Thursday, May 7, 2009

Dirty Little Secret

I have a secret. Well at least I did before I posted it on this blog. The secret is: I cannot make dirt. I can buy it, spread it, plant in it, clean it off my clothes, but I cannot make it in the form of compost. I have tried several times with various methods. I have been told it is easy; just combine 50% brown matter with 50% green matter, stir occasionally and voila in three weeks or so you should have compost. I have tried; really, really, tried. Just recently I went all out and bought an official composting bin that spins and collects “green compost tea.” I have nurtured it with kitchen scraps, shredded newspaper and lawn clippings. What I have after three weeks is a blend of newspaper, grass and gunk. Not exactly something I would want to plant in. 

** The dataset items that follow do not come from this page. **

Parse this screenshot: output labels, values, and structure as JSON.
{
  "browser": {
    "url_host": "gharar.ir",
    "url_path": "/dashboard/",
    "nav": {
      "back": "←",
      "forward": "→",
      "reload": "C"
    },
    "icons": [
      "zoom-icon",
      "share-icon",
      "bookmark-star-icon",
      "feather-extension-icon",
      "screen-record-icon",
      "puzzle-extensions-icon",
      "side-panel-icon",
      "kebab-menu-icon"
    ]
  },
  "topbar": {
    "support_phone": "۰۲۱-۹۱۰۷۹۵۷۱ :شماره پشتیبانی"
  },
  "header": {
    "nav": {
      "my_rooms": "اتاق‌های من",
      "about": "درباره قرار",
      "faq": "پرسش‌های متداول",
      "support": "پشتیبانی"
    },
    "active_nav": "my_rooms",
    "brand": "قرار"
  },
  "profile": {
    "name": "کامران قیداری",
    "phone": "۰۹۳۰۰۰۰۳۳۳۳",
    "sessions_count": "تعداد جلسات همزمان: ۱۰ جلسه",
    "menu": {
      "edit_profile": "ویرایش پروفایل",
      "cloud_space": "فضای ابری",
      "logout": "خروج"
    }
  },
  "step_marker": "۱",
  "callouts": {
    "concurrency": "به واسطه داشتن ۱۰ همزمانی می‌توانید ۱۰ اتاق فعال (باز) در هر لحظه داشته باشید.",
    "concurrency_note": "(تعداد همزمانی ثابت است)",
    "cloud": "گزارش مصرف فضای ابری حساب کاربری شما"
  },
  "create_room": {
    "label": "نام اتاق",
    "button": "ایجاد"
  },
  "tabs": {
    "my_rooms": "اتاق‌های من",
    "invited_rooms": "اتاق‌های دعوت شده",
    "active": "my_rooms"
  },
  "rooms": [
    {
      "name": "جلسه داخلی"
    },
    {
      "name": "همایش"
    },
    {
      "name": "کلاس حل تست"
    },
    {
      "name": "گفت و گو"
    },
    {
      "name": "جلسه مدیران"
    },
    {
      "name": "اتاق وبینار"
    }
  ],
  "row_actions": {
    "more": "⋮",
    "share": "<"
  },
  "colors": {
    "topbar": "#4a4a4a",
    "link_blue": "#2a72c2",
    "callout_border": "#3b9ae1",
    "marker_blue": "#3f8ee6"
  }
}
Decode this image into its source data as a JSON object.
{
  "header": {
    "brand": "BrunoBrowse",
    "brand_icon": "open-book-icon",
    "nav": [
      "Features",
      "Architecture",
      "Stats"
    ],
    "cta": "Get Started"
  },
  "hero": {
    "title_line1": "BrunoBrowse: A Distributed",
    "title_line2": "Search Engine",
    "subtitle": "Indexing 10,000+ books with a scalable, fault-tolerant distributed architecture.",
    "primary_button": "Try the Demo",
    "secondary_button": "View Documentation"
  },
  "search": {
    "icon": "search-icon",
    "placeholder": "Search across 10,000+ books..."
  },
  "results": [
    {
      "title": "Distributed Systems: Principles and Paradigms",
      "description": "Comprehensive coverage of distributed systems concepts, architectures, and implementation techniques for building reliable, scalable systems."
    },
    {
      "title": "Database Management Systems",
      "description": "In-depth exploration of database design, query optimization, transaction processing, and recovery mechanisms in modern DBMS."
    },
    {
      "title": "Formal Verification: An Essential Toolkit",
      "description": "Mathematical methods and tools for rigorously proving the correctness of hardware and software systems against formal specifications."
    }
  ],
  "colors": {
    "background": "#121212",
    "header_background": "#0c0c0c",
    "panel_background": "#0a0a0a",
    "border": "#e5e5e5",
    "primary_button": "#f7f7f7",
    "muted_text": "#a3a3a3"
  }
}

 I don’t get it. I can make beautiful music with my flute. I can make a 20 page newsletter. I can make dinner. Why can’t I make dirt. I mean really. It should be a natural process of decay. How incompetent must I be to fail in overseeing decay? And if it isn’t such a natural process, shouldn’t we be more concerned about what’s in our cemeteries? Is my penchant for cleanliness to blame? (My mother would beg to differ.) Some part of me is convinced there is a farming conspiracy that wants to keep us planting newbies from ever getting nature's gold. Don’t go suggesting special compost additives, earthworm kits or special composting systems. I’m sure they all work. But the basic facts come down to this:

  • Humans, under very specific controlled circumstances, can make dirt.
  • Nature, under completely uncontrolled and random circumstances, can also make dirt.
  • I, under anything less than perfect circumstances, have no hope of ever making dirt.
Perhaps I need not worry. While I cannot seem to make dirt, I am, it turns out, a great accidental gardener. I love dill and have tried for several years to grow dill. I have had trouble starting the seeds. The few scrawny plants that have sprouted have not survived transplant. The one (yes one) plant that did make it to the garden grew moderately but was so sparse I was afraid to harvest any because I feared it would severely compromise the plant’s chlorophyll process and kill it. Suddenly this year, those seeds so casually spread by last year’s weak plant have sprouted an entire field of dill in my garden. I also have new plants from last year’s dropped tomatoes and left over snow pea pods. I thought the seed manufacturers had made seeds that were sterile, in other words, would produce plants that would not produce any other plants. (What a great copyright protection on mother nature.) It seems however, that the myth of sterility is somewhat exaggerated. So I encourage my fellow flora fanatics to go out, plant, hope for the best, prepare for the worst and don’t worry if you can’t make compost either. I think mother nature will fill in where we fail.